Jakarta – Asosiasi Ekosistem Mobilitas Listrik (AEML) mengungkapkan bahwa laju pembelian mobil listrik di Indonesia lebih cepat dibandingkan dengan motor listrik. Sekretaris Jenderal AEML, Rian Ernest T, menyatakan bahwa peralihan kendaraan ke motor listrik di Indonesia masih jauh dari optimal.
Ernest menjelaskan bahwa motor sering dianggap sebagai aset oleh pembeli.

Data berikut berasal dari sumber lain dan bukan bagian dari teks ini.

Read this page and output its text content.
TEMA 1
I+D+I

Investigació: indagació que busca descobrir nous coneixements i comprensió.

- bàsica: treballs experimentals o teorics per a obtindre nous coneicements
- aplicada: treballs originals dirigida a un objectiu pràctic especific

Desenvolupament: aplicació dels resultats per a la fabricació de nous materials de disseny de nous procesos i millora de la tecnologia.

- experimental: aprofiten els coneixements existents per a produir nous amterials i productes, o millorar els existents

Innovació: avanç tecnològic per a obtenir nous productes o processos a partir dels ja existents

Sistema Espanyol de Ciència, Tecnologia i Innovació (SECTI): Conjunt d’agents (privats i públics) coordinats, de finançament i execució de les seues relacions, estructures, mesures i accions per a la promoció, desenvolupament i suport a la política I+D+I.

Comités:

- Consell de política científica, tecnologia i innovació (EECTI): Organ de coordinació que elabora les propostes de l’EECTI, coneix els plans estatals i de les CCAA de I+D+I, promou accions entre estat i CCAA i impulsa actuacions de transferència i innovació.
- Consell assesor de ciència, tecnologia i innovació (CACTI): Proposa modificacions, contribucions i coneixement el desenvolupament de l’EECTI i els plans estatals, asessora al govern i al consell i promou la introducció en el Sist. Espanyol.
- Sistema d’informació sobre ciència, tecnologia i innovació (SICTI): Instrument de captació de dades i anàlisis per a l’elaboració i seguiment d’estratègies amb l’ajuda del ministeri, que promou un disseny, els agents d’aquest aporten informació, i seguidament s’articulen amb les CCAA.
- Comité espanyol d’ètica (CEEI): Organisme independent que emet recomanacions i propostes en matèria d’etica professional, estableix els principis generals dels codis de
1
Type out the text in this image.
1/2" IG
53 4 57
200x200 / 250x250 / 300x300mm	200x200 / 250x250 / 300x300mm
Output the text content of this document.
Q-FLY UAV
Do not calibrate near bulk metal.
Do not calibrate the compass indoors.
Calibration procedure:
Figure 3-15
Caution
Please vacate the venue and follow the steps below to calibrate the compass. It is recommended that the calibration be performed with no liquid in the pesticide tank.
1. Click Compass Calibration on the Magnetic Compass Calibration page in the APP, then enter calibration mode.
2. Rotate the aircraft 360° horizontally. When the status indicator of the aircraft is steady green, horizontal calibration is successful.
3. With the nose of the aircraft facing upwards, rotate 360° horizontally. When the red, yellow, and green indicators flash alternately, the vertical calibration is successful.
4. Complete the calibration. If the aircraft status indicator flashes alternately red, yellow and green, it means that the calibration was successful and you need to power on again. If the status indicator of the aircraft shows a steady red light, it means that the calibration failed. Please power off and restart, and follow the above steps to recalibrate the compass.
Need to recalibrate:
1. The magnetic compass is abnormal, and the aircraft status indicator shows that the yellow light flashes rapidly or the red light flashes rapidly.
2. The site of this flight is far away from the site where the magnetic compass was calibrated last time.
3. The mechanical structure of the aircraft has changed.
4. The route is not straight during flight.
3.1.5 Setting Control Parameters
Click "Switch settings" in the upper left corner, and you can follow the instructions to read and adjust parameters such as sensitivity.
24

Banyak dari mereka yang berharap motor yang baru dibeli bisa dijual kembali dengan harga yang tidak jauh lebih murah dari harga aslinya. Hal ini menunjukkan bahwa pasar motor di Indonesia memiliki karakteristik yang unik.
Menurut Ernest, pasar sekunder untuk motor konvensional atau motor berbahan bakar minyak (BBM) masih cukup baik dengan harga yang tetap stabil. Sementara itu, pasar sekunder untuk kendaraan listrik belum terbentuk dengan baik. Kondisi ini menjadi salah satu tantangan dalam mendorong adopsi motor listrik di Indonesia.
Ernest berharap perusahaan-perusahaan pembiayaan, perbankan, dan asuransi dapat mendukung pembiayaan kendaraan listrik untuk masyarakat Indonesia. Dukungan ini diharapkan dapat mempercepat peralihan dari kendaraan konvensional ke kendaraan listrik.
Lebih lanjut, Ernest mengungkapkan bahwa angka penyerapan insentif sebesar Rp7 juta untuk motor listrik pada tahun 2023 kurang baik. Hal ini disebabkan oleh perubahan persyaratan yang membuat masyarakat bingung. Ia membandingkan dengan persyaratan subsidi di tahun ini yang dinilai lebih jelas dan simpel, meskipun kuotanya tidak banyak.